Section: New Results
Discovering correlations between parser features and neurological observations
Participants : Éric Villemonte de La Clergerie, Murielle Fabre, Pauline Brunet.
In the context of the CRCNS international network, the ANR-NSF NCM-ML project (dubbed “Petit Prince project”) aims to discover and explore correlations between features (or predictors) provided by NLP tools such as parsers, and fMRI data resulting from listening of the novel Le Petit Prince.
In 2018, Pauline Brunet, during her Master thesis, has worked on developing the infrastructure (scripts and formats) for the integration of the features, and the use of these features for computing correlations with fMRI data. A first set of features has been identified and collected from the novel and from its processing by ALMAnaCH tools (namely FRMG as an instance of a symbolic TAG-based parser and Dyalog-SR, as an instance of an hybrid feature-based neural-based dependency parser). A first dataset of fMRI scan was received to assess the infrastructure and get some preliminary results.

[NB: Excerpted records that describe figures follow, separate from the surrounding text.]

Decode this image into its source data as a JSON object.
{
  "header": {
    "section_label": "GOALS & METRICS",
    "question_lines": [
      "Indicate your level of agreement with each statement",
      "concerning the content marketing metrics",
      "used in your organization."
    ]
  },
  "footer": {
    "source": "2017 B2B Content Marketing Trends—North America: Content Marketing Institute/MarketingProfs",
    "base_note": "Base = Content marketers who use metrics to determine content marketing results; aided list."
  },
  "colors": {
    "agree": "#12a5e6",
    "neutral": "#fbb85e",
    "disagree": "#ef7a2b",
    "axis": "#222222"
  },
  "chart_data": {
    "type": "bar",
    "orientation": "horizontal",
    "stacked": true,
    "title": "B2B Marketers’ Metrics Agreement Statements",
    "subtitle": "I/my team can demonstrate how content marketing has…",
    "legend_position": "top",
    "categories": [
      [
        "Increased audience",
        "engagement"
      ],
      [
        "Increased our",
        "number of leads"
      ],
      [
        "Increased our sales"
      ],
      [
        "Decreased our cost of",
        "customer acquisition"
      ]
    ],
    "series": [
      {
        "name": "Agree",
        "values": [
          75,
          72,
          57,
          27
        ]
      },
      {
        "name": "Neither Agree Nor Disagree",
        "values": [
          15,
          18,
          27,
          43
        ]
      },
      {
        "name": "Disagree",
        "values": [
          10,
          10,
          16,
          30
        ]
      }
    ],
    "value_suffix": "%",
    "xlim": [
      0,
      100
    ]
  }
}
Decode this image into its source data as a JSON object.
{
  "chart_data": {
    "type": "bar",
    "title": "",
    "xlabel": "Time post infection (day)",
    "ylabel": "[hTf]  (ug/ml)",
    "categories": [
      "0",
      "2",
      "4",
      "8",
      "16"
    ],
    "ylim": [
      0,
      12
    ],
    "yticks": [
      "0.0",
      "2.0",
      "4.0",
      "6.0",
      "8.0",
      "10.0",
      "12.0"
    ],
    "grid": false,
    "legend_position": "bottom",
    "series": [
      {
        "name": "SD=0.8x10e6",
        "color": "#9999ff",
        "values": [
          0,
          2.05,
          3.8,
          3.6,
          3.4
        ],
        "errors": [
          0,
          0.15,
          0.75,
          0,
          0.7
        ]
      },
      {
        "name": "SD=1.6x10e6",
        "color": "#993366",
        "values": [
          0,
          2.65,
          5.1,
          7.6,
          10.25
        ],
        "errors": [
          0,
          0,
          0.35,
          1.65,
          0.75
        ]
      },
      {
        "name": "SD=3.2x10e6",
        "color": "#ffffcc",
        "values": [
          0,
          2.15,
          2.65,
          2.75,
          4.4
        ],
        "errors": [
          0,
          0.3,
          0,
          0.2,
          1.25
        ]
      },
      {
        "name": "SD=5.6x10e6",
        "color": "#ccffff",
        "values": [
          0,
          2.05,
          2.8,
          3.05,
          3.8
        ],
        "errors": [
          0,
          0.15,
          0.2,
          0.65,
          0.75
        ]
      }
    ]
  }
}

The work is now being continued with the arrival as a post-doc of Murielle Fabre (November 2018). With the expected arrival of the second half of the scans, she will explore more features, use her expertise to interpret the correlations, and guide the choice of new features to be tested. Since her arrival, she has in particular focused on Multi-Word Expressions (MWEs), in particular to be comparable with results published on the English side of the project. We have also identified several kinds of parsing architectures to test, in relation with various complexity parameters: (1) LSTM (two layers), (2) RNNG (with a partile filter), (3) Dyalog-SR et (4) FRMG (TAG).
In order to be in phase (and comparable) with our US partners, we have started to assemble two French corpora: - a small corpus for domain adaptation to children’s books: it will permit the fine tuning of the different parsers to a great amount of dialogues an Q&A present in Le Petit Prince. - a large corpus of Contemporary French oral transcriptions and texts to calculate lexical association measures (AM) like PMI (Point-wise Mutual information) or Dice scores on the MWEs found in Le Petit Prince. This corpus of approx. 600 millions words represents a balanced counterpart to the American COCA corpus. (https://corpus.byu.edu/coca/)
Both Éric de La Clergerie and Murielle Fabre attended the annual meeting of the CRCNS network (Berkeley, June 2018).